Rhaetic or Raetic (), also known as Rhaetian, was a language spoken in the ancient region of Rhaetia in the eastern Alps in pre-Roman and Roman times. It is documented by around 280 texts dated from the 5th up until the 1st century BC, which were found through northern Italy, southern Germany, eastern Switzerland, Slovenia and western Austria, in two variants of the Old Italic scripts. Rhaetic is largely accepted as being closely related to Etruscan.

The ancient Rhaetic language is not to be confused with the modern Romance languages of the same Alpine region, known as Rhaeto-Romance.

Classification

The German linguist Helmut Rix proposed in 1998 that Rhaetic, along with Etruscan, was a member of a language family he called Tyrrhenian, and which was possibly influenced by neighboring Indo-European languages. Robert S. P. Beekes likewise does not consider it Indo-European. Howard Hayes Scullard (1967), on the contrary, suggested it to be an Indo-European language, with links to Illyrian and Celtic. Nevertheless, most scholars now think that Rhaetic is closely related to Etruscan within the Tyrrhenian grouping.

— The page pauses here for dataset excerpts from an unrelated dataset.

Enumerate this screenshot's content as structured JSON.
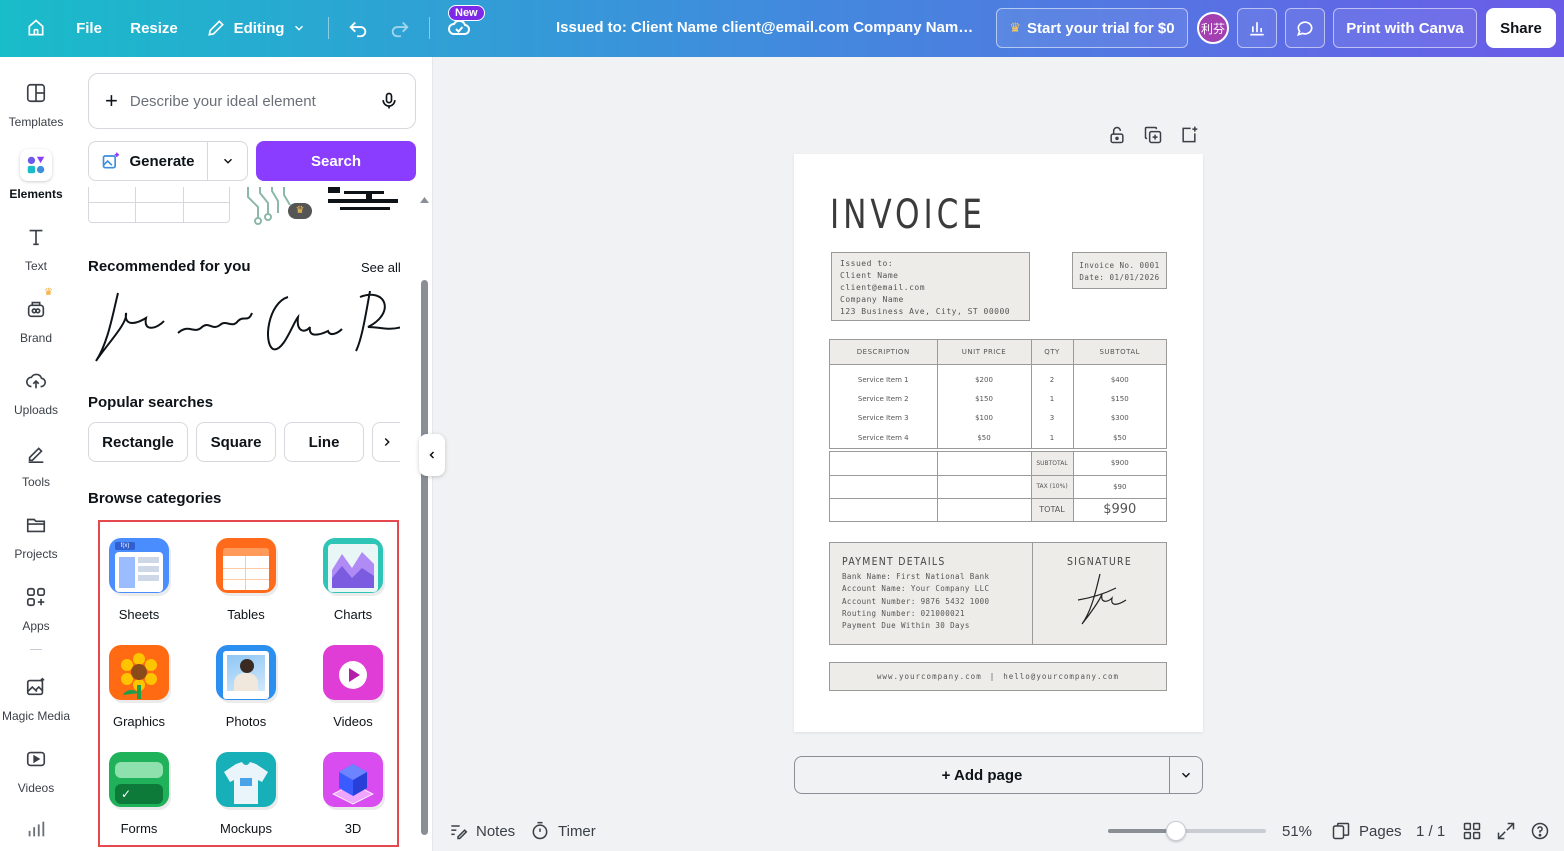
{
  "topbar": {
    "file_label": "File",
    "resize_label": "Resize",
    "editing_label": "Editing",
    "new_badge": "New",
    "doc_title": "Issued to: Client Name client@email.com Company Name 1...",
    "trial_label": "Start your trial for $0",
    "avatar_text": "利芬",
    "print_label": "Print with Canva",
    "share_label": "Share"
  },
  "rail": {
    "items": [
      {
        "label": "Templates"
      },
      {
        "label": "Elements"
      },
      {
        "label": "Text"
      },
      {
        "label": "Brand"
      },
      {
        "label": "Uploads"
      },
      {
        "label": "Tools"
      },
      {
        "label": "Projects"
      },
      {
        "label": "Apps"
      },
      {
        "label": "Magic Media"
      },
      {
        "label": "Videos"
      }
    ]
  },
  "panel": {
    "describe_placeholder": "Describe your ideal element",
    "generate_label": "Generate",
    "search_label": "Search",
    "recommended_title": "Recommended for you",
    "see_all": "See all",
    "popular_title": "Popular searches",
    "chips": [
      "Rectangle",
      "Square",
      "Line"
    ],
    "browse_title": "Browse categories",
    "categories": [
      {
        "label": "Sheets"
      },
      {
        "label": "Tables"
      },
      {
        "label": "Charts"
      },
      {
        "label": "Graphics"
      },
      {
        "label": "Photos"
      },
      {
        "label": "Videos"
      },
      {
        "label": "Forms"
      },
      {
        "label": "Mockups"
      },
      {
        "label": "3D"
      }
    ]
  },
  "invoice": {
    "title": "INVOICE",
    "issued": [
      "Issued to:",
      "Client Name",
      "client@email.com",
      "Company Name",
      "123 Business Ave, City, ST 00000"
    ],
    "invoice_no": "Invoice No. 0001",
    "invoice_date": "Date: 01/01/2026",
    "headers": [
      "DESCRIPTION",
      "UNIT PRICE",
      "QTY",
      "SUBTOTAL"
    ],
    "rows": [
      [
        "Service Item 1",
        "$200",
        "2",
        "$400"
      ],
      [
        "Service Item 2",
        "$150",
        "1",
        "$150"
      ],
      [
        "Service Item 3",
        "$100",
        "3",
        "$300"
      ],
      [
        "Service Item 4",
        "$50",
        "1",
        "$50"
      ]
    ],
    "summary": [
      {
        "label": "SUBTOTAL",
        "value": "$900"
      },
      {
        "label": "TAX (10%)",
        "value": "$90"
      },
      {
        "label": "TOTAL",
        "value": "$990"
      }
    ],
    "payment_title": "PAYMENT DETAILS",
    "payment_lines": [
      "Bank Name: First National Bank",
      "Account Name: Your Company LLC",
      "Account Number: 9876 5432 1000",
      "Routing Number: 021000021",
      "Payment Due Within 30 Days"
    ],
    "signature_title": "SIGNATURE",
    "footer_site": "www.yourcompany.com",
    "footer_sep": "|",
    "footer_email": "hello@yourcompany.com"
  },
  "canvas": {
    "add_page_label": "+ Add page"
  },
  "bottombar": {
    "notes_label": "Notes",
    "timer_label": "Timer",
    "zoom_value": "51%",
    "zoom_fraction": 0.43,
    "pages_label": "Pages",
    "page_count": "1 / 1"
  },
  "colors": {
    "accent_purple": "#8b3dff",
    "highlight_red": "#e5484d"
  }
}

Rix's Tyrsenian family is supported by a number of linguists such as Stefan Schumacher, Carlo De Simone, Norbert Oettinger, Simona Marchesini, or Rex E. Wallace. Common features between Etruscan, Rhaetic, and Lemnian have been observed in morphology, phonology, and syntax. On the other hand, few lexical correspondences are documented, at least partly due to the scanty number of Rhaetic and Lemnian texts and possibly to the early date at which the languages split. The Tyrsenian family (or Common Tyrrhenic) is often considered to be Paleo-European and to predate the arrival of Indo-European languages in southern Europe.

History
In 2004 L. Bouke van der Meer proposed that Rhaetic could have developed from Etruscan from around 900 BCE or even earlier, and no later than 700 BCE, since divergences are already present in the oldest Etruscan and Rhaetic inscriptions, such as in the grammatical voices of past tenses or in the endings of male gentilicia. Around 600 BCE, the Rhaeti became isolated from the Etruscan area, probably by the Celts, thus limiting contacts between the two languages. Such a late datation has not enjoyed consensus, because the split would still be too recent, and in contrast with the archaeological data, the Rhaeti in the second Iron Age being characterized by the Fritzens-Sanzeno culture, in continuity with late Bronze Age culture and early Iron Age Laugen-Melaun culture. The Raeti are not believed, archeologically, to descend from the Etruscans, as well as it is not believed plausible that the Etruscans are descended from the Rhaeti. Helmut Rix dated the end of the Proto-Tyrsenian period to the last quarter of the 2nd millennium BC. Carlo De Simone and Simona Marchesini have proposed a much earlier date, placing the Tyrsenian language split before the Bronze Age. This would provide one explanation for the low number of lexical correspondences.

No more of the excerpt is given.